PORTSMOUTH, Va. - Adam Goers is with the national, medicinally-focused cannabis company, Columbia Care.
"I've suffered from chronic pain for 12-plus years," Goers told News 3. "I, along with tens of thousands, hundreds of thousands of Americans, are finding relief through medical cannabis today."
They recently opened their doors at their Portsmouth medical marijuana dispensary.
"We've seen week over week growth as patients are finding this as an available option for them," he said.
Now, he and others are reacting to the thought of a new opportunity in Virginia: Marijuana for adult use.
"We're going to be tired. We're going to be enthused," Goers said. "It's exciting for so many reasons."
Last month, state lawmakers gave final approval to a bill legalizing adult-use cannabis starting in January 2024.
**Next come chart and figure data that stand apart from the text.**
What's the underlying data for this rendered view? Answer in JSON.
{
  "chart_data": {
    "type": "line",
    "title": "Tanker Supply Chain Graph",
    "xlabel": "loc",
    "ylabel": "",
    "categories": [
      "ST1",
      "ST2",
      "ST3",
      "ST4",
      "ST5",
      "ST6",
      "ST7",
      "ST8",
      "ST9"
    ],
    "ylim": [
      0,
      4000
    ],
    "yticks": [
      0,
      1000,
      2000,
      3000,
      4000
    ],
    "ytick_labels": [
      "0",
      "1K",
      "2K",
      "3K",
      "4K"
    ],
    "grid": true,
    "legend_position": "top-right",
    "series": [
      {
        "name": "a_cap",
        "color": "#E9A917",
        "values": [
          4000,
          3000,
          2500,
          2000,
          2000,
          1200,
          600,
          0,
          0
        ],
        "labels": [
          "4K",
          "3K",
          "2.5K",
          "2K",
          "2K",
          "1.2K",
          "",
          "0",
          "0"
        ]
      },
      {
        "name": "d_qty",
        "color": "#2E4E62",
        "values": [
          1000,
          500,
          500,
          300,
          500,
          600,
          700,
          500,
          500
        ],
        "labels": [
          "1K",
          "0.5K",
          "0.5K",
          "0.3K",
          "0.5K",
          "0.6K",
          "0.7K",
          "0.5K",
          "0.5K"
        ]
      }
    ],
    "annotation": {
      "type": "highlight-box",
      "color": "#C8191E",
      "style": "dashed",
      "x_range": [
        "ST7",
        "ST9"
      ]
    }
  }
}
News 3 recently talked with Dr. Tancy Vandecar-Burdin, Director of Old Dominion University's Social Science Research Center.
In a summer 2019 survey, they found about 65% of people in Hampton Roads felt pot should be legal.
"That ranged from a low of 57% in Suffolk, to a high of almost 81% in Portsmouth," Vandecar-Burdin told News 3. "Those who rate their health as fair or poor were slightly more likely to favor legalization."
For Goers, he's seeing green beyond the plant.
"In Illinois, and now most recently in New Jersey, we've seen adult-use sales have really skyrocketed," he said. "It can mean a business like ours is doing three, four, five times as much business to be able to service those adult-use customers."
He said the move would also add more jobs to the Hampton Roads region.
"We certainly, at Columbia Care, expect that we're going to be bringing on over 100 new employees between now and the onset of adult-use cannabis sales," he said.
Goers believes legalized cannabis will also have an impact on tourism in the Commonwealth.
"When we do have visitors in the region, this does add a destination for them," he said. "Having tourists coming in who can safely and responsibly consume cannabis is a boom for our local businesses."
Goers added he's looking ahead as the bill heads to Gov. Ralph Northam's desk.
"We think that Virginia can build on the success that these places across the country have found, whether that's the economic impact, whether that's jobs or whether that's the new entrepreneurial activity," he said.